Oleh: M Rizal Fadillah
KIRIMAN APD yang dijemput pesawat Hercules milik TNI dari Shanghai, China, ternyata menimbulkan kehebohan. Pemicunya adalah adanya dus APD overall yang bertuliskan "made in Indonesia" dan berhuruf Korea. Penjelasan simpang siur.
Yang paling ekstrem adalah penjelasan dari BNPB yang menyebut bahwa pakaian Disposable Protective Overall tersebut bukan barang impor, tetapi barang produk Indonesia yang akan diekspor ke Korea. Katanya, barang rencana ekspor ke Korea tersebut tertahan oleh Bea Cukai. Akhirnya setengah untuk Korea setengah lagi untuk Indonesia. Prosedur yang aneh juga. Bea Cukai perlu memberi penjelasan.

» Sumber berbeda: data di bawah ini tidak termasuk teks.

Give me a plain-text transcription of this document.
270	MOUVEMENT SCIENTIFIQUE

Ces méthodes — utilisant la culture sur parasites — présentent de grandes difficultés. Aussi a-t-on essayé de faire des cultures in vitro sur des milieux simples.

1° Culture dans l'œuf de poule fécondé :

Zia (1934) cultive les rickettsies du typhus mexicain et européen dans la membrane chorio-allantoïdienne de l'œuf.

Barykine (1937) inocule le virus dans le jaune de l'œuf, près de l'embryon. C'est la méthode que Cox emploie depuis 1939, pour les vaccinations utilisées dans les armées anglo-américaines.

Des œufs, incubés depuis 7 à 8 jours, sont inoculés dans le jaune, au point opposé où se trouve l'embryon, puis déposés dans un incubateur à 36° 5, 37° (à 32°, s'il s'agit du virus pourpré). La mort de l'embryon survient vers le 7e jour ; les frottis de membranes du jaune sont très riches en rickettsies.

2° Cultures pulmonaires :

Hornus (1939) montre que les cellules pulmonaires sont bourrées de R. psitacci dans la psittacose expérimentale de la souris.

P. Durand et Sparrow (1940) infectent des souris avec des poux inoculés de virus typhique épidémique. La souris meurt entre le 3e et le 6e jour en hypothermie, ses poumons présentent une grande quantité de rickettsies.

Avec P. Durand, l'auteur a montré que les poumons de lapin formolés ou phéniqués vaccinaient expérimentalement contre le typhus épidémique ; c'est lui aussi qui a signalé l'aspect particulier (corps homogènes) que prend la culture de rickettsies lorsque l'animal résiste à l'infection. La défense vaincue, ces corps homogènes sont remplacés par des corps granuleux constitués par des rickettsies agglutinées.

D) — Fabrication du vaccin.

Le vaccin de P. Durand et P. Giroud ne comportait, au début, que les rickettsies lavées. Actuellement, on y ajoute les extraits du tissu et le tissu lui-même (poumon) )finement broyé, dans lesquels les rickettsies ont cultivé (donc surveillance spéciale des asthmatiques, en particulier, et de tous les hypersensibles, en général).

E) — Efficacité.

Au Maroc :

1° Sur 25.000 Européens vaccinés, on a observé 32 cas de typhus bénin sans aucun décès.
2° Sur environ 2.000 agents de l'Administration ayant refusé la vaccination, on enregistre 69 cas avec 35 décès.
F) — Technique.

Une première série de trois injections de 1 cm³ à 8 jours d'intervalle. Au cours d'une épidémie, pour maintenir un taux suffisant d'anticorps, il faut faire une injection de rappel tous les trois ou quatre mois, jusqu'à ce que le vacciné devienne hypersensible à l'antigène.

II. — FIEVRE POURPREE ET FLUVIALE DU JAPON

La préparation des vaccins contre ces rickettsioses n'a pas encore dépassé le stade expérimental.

Fakta mendatangkan APD dari China tentu tak terbantahkan. Menhan Prabowo langsung yang mengkoordinasi "penjemputan" dari Shanghai. Simpang siurnya adalah bantuan atau pembelian.
Semestinya dengan pola "penjemputan" keberadaan APD seperti itu adalah bantuan. Masih ada yang berpandangan dan meyakini APD tersebut sebagai impor barang yang memang dibeli.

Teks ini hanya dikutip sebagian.